An outer wall including an outer cylindrical portion having a central axis Zc and an inner surface forming an outer conductor section (1о).
The central shaft includes an inner cylindrical portion that is enclosed in the outer wall and includes an inner cylindrical portion that is an inner cylindrical portion of the central axis Zc and has an outer surface that forms an inner conductor section (1i). A resonant cavity (1) that is perpendicular to Zc and symmetrical with respect to the midplane Pm intersecting the outer and inner cylindrical portions.

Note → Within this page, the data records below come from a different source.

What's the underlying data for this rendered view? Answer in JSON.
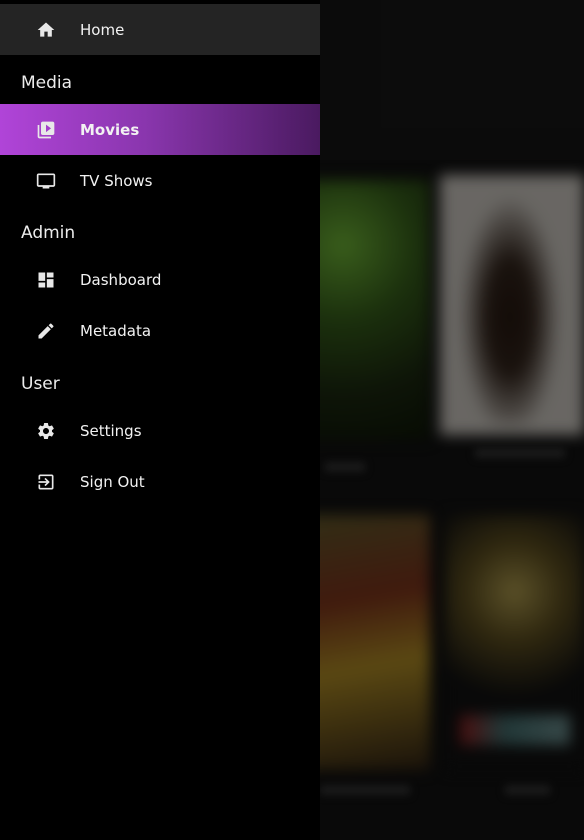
{
  "drawer": {
    "home": {
      "label": "Home",
      "icon": "home-icon"
    },
    "sections": [
      {
        "title": "Media",
        "items": [
          {
            "label": "Movies",
            "icon": "movie-library-icon",
            "selected": true
          },
          {
            "label": "TV Shows",
            "icon": "tv-icon",
            "selected": false
          }
        ]
      },
      {
        "title": "Admin",
        "items": [
          {
            "label": "Dashboard",
            "icon": "dashboard-icon"
          },
          {
            "label": "Metadata",
            "icon": "pencil-icon"
          }
        ]
      },
      {
        "title": "User",
        "items": [
          {
            "label": "Settings",
            "icon": "gear-icon"
          },
          {
            "label": "Sign Out",
            "icon": "sign-out-icon"
          }
        ]
      }
    ]
  },
  "colors": {
    "drawer_bg": "#000000",
    "selected_gradient_start": "#b044d8",
    "selected_gradient_end": "#4a1a60",
    "home_bg": "#242424",
    "text": "#f2f2f2"
  }
}
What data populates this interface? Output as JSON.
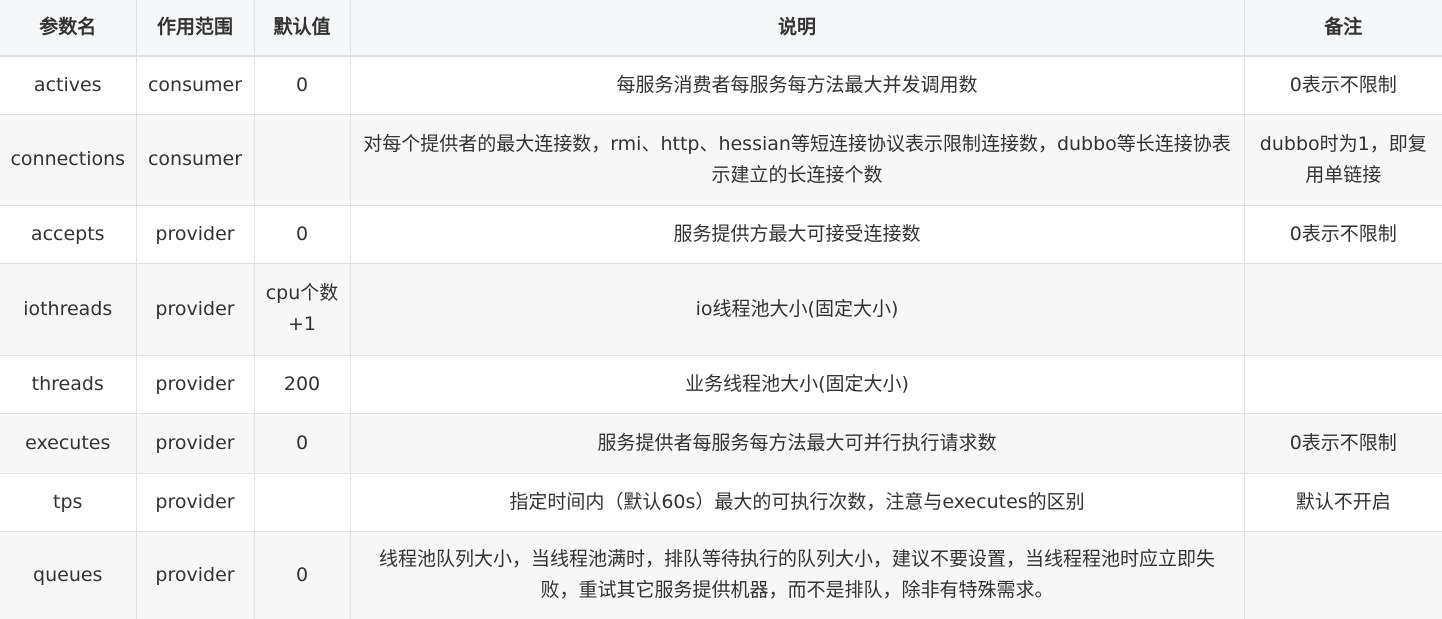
{
  "table": {
    "headers": [
      "参数名",
      "作用范围",
      "默认值",
      "说明",
      "备注"
    ],
    "rows": [
      {
        "name": "actives",
        "scope": "consumer",
        "default": "0",
        "desc": "每服务消费者每服务每方法最大并发调用数",
        "note": "0表示不限制"
      },
      {
        "name": "connections",
        "scope": "consumer",
        "default": "",
        "desc": "对每个提供者的最大连接数，rmi、http、hessian等短连接协议表示限制连接数，dubbo等长连接协表示建立的长连接个数",
        "note": "dubbo时为1，即复用单链接"
      },
      {
        "name": "accepts",
        "scope": "provider",
        "default": "0",
        "desc": "服务提供方最大可接受连接数",
        "note": "0表示不限制"
      },
      {
        "name": "iothreads",
        "scope": "provider",
        "default": "cpu个数+1",
        "desc": "io线程池大小(固定大小)",
        "note": ""
      },
      {
        "name": "threads",
        "scope": "provider",
        "default": "200",
        "desc": "业务线程池大小(固定大小)",
        "note": ""
      },
      {
        "name": "executes",
        "scope": "provider",
        "default": "0",
        "desc": "服务提供者每服务每方法最大可并行执行请求数",
        "note": "0表示不限制"
      },
      {
        "name": "tps",
        "scope": "provider",
        "default": "",
        "desc": "指定时间内（默认60s）最大的可执行次数，注意与executes的区别",
        "note": "默认不开启"
      },
      {
        "name": "queues",
        "scope": "provider",
        "default": "0",
        "desc": "线程池队列大小，当线程池满时，排队等待执行的队列大小，建议不要设置，当线程程池时应立即失败，重试其它服务提供机器，而不是排队，除非有特殊需求。",
        "note": ""
      }
    ]
  }
}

(B) An electron supply adapted to radially inject an electron beam (40) into the resonant cavity from the inlet opening on the outer conductor section to the central axis Zc along the midplane Pm. Source (20) and
(C) To the radial locus in the midplane Pm coupled to the resonant cavity and extending from the outer conductor section towards the inner conductor section and from the inner conductor section towards the outer conductor section. With an RF system adapted to generate an electric field E oscillating at frequency (f RF ) between the outer and inner conductor sections to accelerate the electrons in the electron beam along.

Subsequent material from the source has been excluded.